McDonald’s Removes Employee Website After Advising Against Own Food
We know a hamburger and fries from McDonald’s is far from a “healthy” choice, but the fast food giant would like you to believe it is. So when the fast food giant’s employee resource website known as McResource Line offered advice to workers of the fast food giant, including advising them that a typical McDonald’s meal was unfit for consumption, the company yanked the site altogether.
“A combination of factors has led us to reevaluate and we’ve directed the vendor to take down the website,” explained an official statement released by McDonald’s. “Between links to irrelevant or outdated information, along with outside groups taking elements out of context, this created unwarranted scrutiny and inappropriate commentary. None of this helps our McDonald’s team members.”
The website displayed a photo marking a meal that looked remarkably similar to an Extra Value Meal as an “unhealthy choice” while a selection with a sub sandwich and salad was marked “healthy”. Further, the site went on to discuss fast food restaurants in general, saying “fast foods are typically high in calories, fat, saturated fat, sugar, and salt and may put people at risk for becoming overweight.”
(You can see the display featured on McResource Line here.)
McDonald’s contracted with a third-party to provide health information on the website, ideally targeting their employees. But, since that guffaw, they’ve decided to rethink their approach.

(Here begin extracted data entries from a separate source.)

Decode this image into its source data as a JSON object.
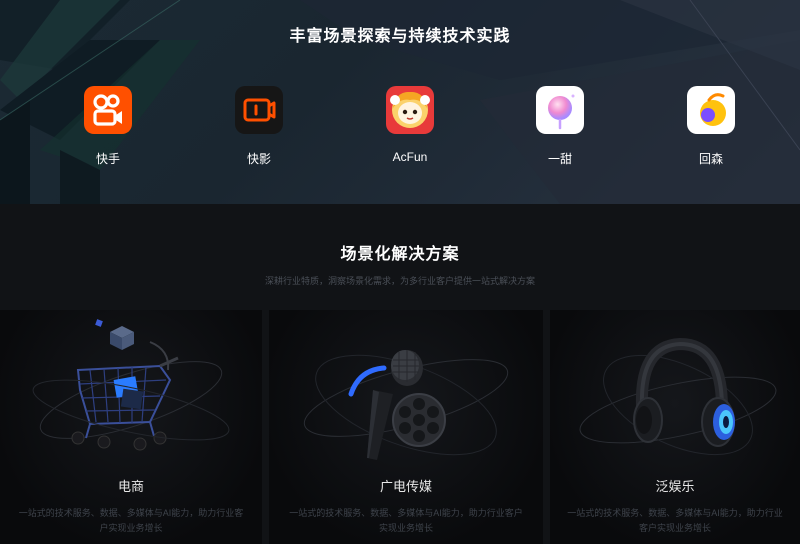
{
  "top": {
    "title": "丰富场景探索与持续技术实践",
    "apps": [
      {
        "name": "快手",
        "icon": "kuaishou-icon"
      },
      {
        "name": "快影",
        "icon": "kuaiying-icon"
      },
      {
        "name": "AcFun",
        "icon": "acfun-icon"
      },
      {
        "name": "一甜",
        "icon": "yitian-icon"
      },
      {
        "name": "回森",
        "icon": "huisen-icon"
      }
    ]
  },
  "solutions": {
    "title": "场景化解决方案",
    "subtitle": "深耕行业特质，洞察场景化需求，为多行业客户提供一站式解决方案",
    "cards": [
      {
        "title": "电商",
        "desc": "一站式的技术服务、数据、多媒体与AI能力，助力行业客户实现业务增长",
        "icon": "shopping-cart-icon"
      },
      {
        "title": "广电传媒",
        "desc": "一站式的技术服务、数据、多媒体与AI能力，助力行业客户实现业务增长",
        "icon": "microphone-film-icon"
      },
      {
        "title": "泛娱乐",
        "desc": "一站式的技术服务、数据、多媒体与AI能力，助力行业客户实现业务增长",
        "icon": "headphones-icon"
      }
    ]
  },
  "colors": {
    "kuaishou": "#ff5000",
    "kuaiying": "#1a1a1a",
    "acfun": "#e83a3a",
    "accent_blue": "#2f6bff"
  }
}
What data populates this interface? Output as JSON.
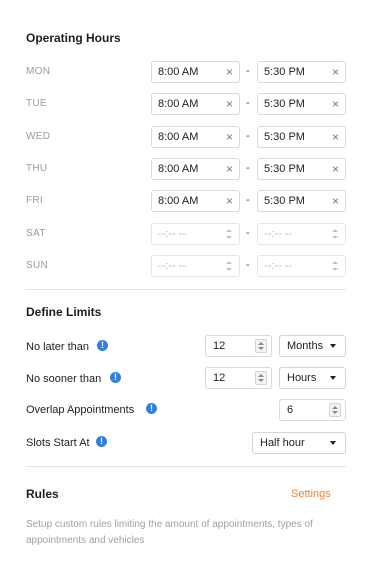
{
  "operating_hours": {
    "title": "Operating Hours",
    "rows": [
      {
        "day": "MON",
        "open": "8:00 AM",
        "close": "5:30 PM",
        "enabled": true
      },
      {
        "day": "TUE",
        "open": "8:00 AM",
        "close": "5:30 PM",
        "enabled": true
      },
      {
        "day": "WED",
        "open": "8:00 AM",
        "close": "5:30 PM",
        "enabled": true
      },
      {
        "day": "THU",
        "open": "8:00 AM",
        "close": "5:30 PM",
        "enabled": true
      },
      {
        "day": "FRI",
        "open": "8:00 AM",
        "close": "5:30 PM",
        "enabled": true
      },
      {
        "day": "SAT",
        "open": "--:-- --",
        "close": "--:-- --",
        "enabled": false
      },
      {
        "day": "SUN",
        "open": "--:-- --",
        "close": "--:-- --",
        "enabled": false
      }
    ],
    "separator": "-",
    "clear_glyph": "×"
  },
  "define_limits": {
    "title": "Define Limits",
    "info_glyph": "!",
    "no_later_than": {
      "label": "No later than",
      "value": "12",
      "unit": "Months"
    },
    "no_sooner_than": {
      "label": "No sooner than",
      "value": "12",
      "unit": "Hours"
    },
    "overlap": {
      "label": "Overlap Appointments",
      "value": "6"
    },
    "slots_start": {
      "label": "Slots Start At",
      "value": "Half hour"
    }
  },
  "rules": {
    "title": "Rules",
    "settings_link": "Settings",
    "description": "Setup custom rules limiting the amount of appointments, types of appointments and vehicles"
  },
  "colors": {
    "accent_info": "#2f7fe0",
    "settings_link": "#e8833a"
  }
}
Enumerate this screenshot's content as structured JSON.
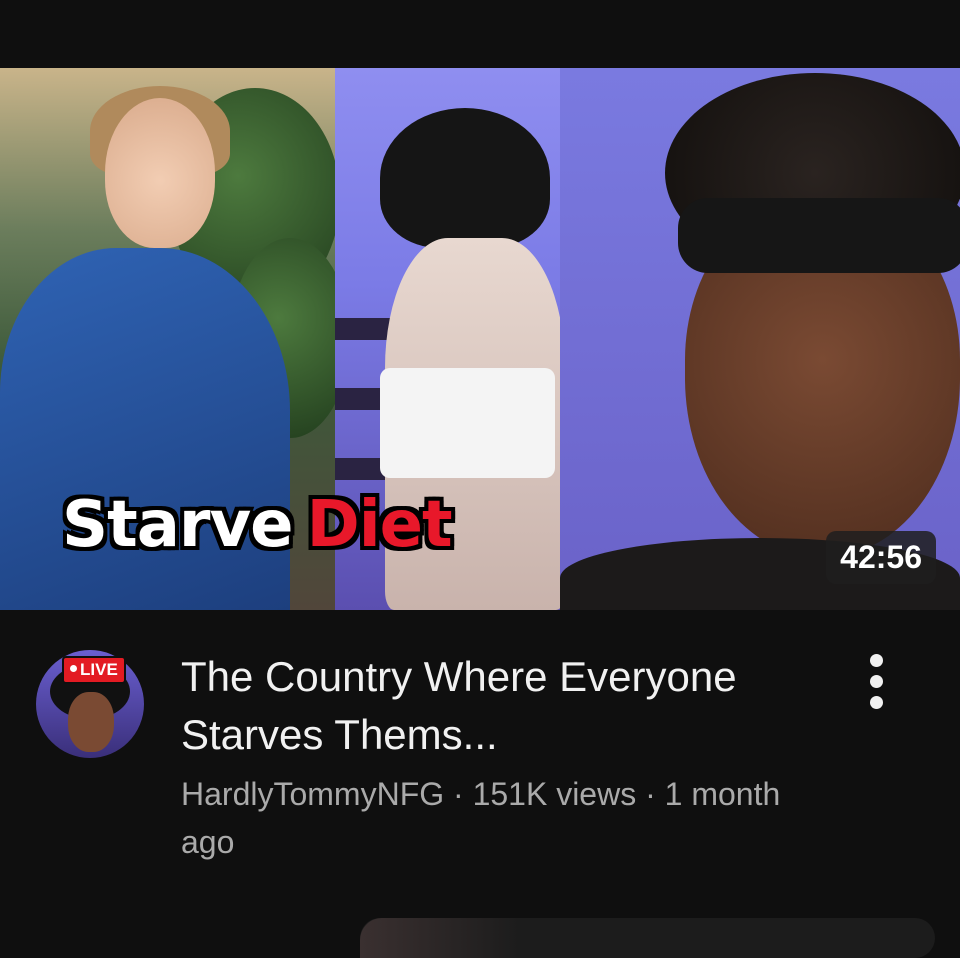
{
  "video": {
    "thumbnail_text_word1": "Starve",
    "thumbnail_text_word2": "Diet",
    "duration": "42:56",
    "title": "The Country Where Everyone Starves Thems...",
    "channel_name": "HardlyTommyNFG",
    "separator": "·",
    "views": "151K views",
    "age": "1 month ago",
    "live_badge": "LIVE"
  },
  "icons": {
    "menu": "more-vert-icon"
  },
  "colors": {
    "background": "#0f0f0f",
    "title_text": "#f1f1f1",
    "meta_text": "#aaaaaa",
    "live_red": "#e31b23",
    "diet_red": "#e8182a"
  }
}
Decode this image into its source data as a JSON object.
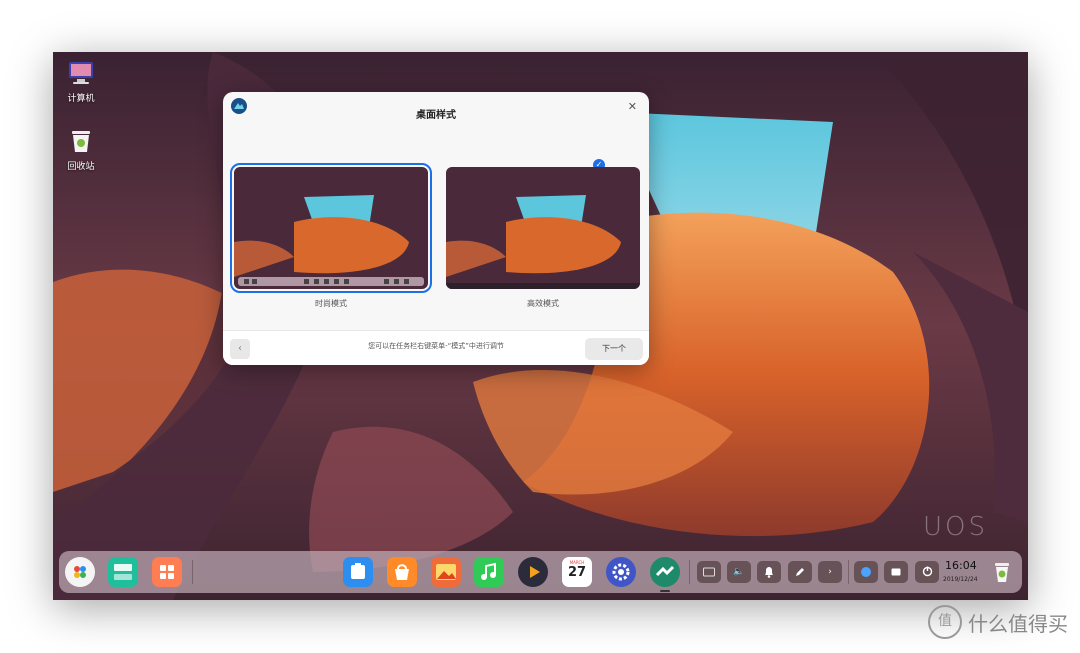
{
  "desktop": {
    "icons": [
      {
        "label": "计算机",
        "icon": "computer-icon"
      },
      {
        "label": "回收站",
        "icon": "trash-icon"
      }
    ],
    "watermark": "UOS"
  },
  "dialog": {
    "title": "桌面样式",
    "close_glyph": "✕",
    "options": [
      {
        "label": "时尚模式",
        "selected": true
      },
      {
        "label": "高效模式",
        "selected": false
      }
    ],
    "check_glyph": "✓",
    "prev_glyph": "‹",
    "hint": "您可以在任务栏右键菜单-“模式”中进行调节",
    "next_label": "下一个"
  },
  "dock": {
    "apps": [
      "launcher-icon",
      "multitask-icon",
      "control-center-icon",
      "file-manager-icon",
      "app-store-icon",
      "image-viewer-icon",
      "music-icon",
      "video-player-icon",
      "calendar-icon",
      "system-settings-icon",
      "browser-icon"
    ],
    "calendar": {
      "month": "MARCH",
      "day": "27"
    },
    "tray": [
      "keyboard-icon",
      "volume-icon",
      "notification-icon",
      "pen-icon",
      "chevron-right-icon",
      "network-icon",
      "screen-icon",
      "power-icon"
    ],
    "tray_glyphs": {
      "volume": "🔈",
      "chevron": "›"
    },
    "clock": {
      "time": "16:04",
      "date": "2019/12/24"
    }
  },
  "page_watermark": {
    "logo_glyph": "值",
    "text": "什么值得买"
  },
  "colors": {
    "accent": "#1c6fe6",
    "sky": "#4fb8d6",
    "rock_orange": "#e06a2a",
    "rock_purple": "#5a3450"
  }
}
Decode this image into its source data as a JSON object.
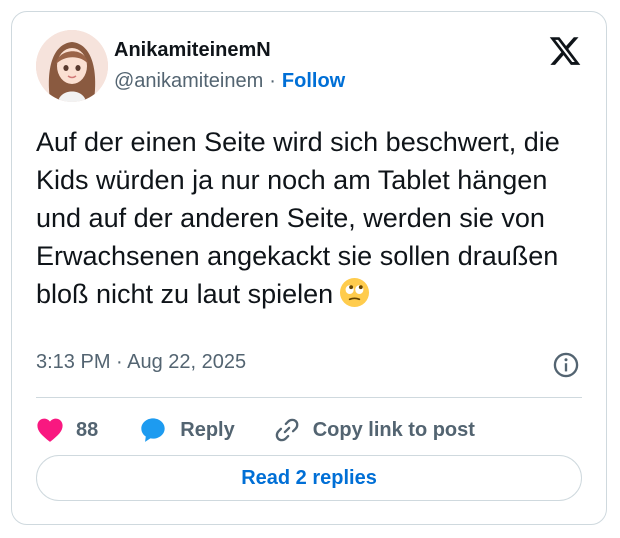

This wasn’t the first questionable post on the McResource Line, however. Just last month the website provided financial advice, telling McDonald’s workers (who typically make around minimum wage) how to tip their pool boy and their au pair—services fast-food workers aren’t likely to have.
The company profits like many other fast food restaurants—by providing cheap food-like products to the masses with low operating costs. These costs are not only kept low by purchasing and creating “food” that isn’t valuable, but by paying employees far less than they deserve. In fact, U.S. taxpayers pay an estimated $7 billion annually to help fast food workers – many of which are enrolled in public assistance programs such as food stamps.
The McResource Line offered some eye-opening facts to employees and the public: that fast food is indeed unhealthy and the company doesn’t particularly want you to know that, and that workers are paid less than enough to afford life above the poverty line, let alone a pool boy or au pair.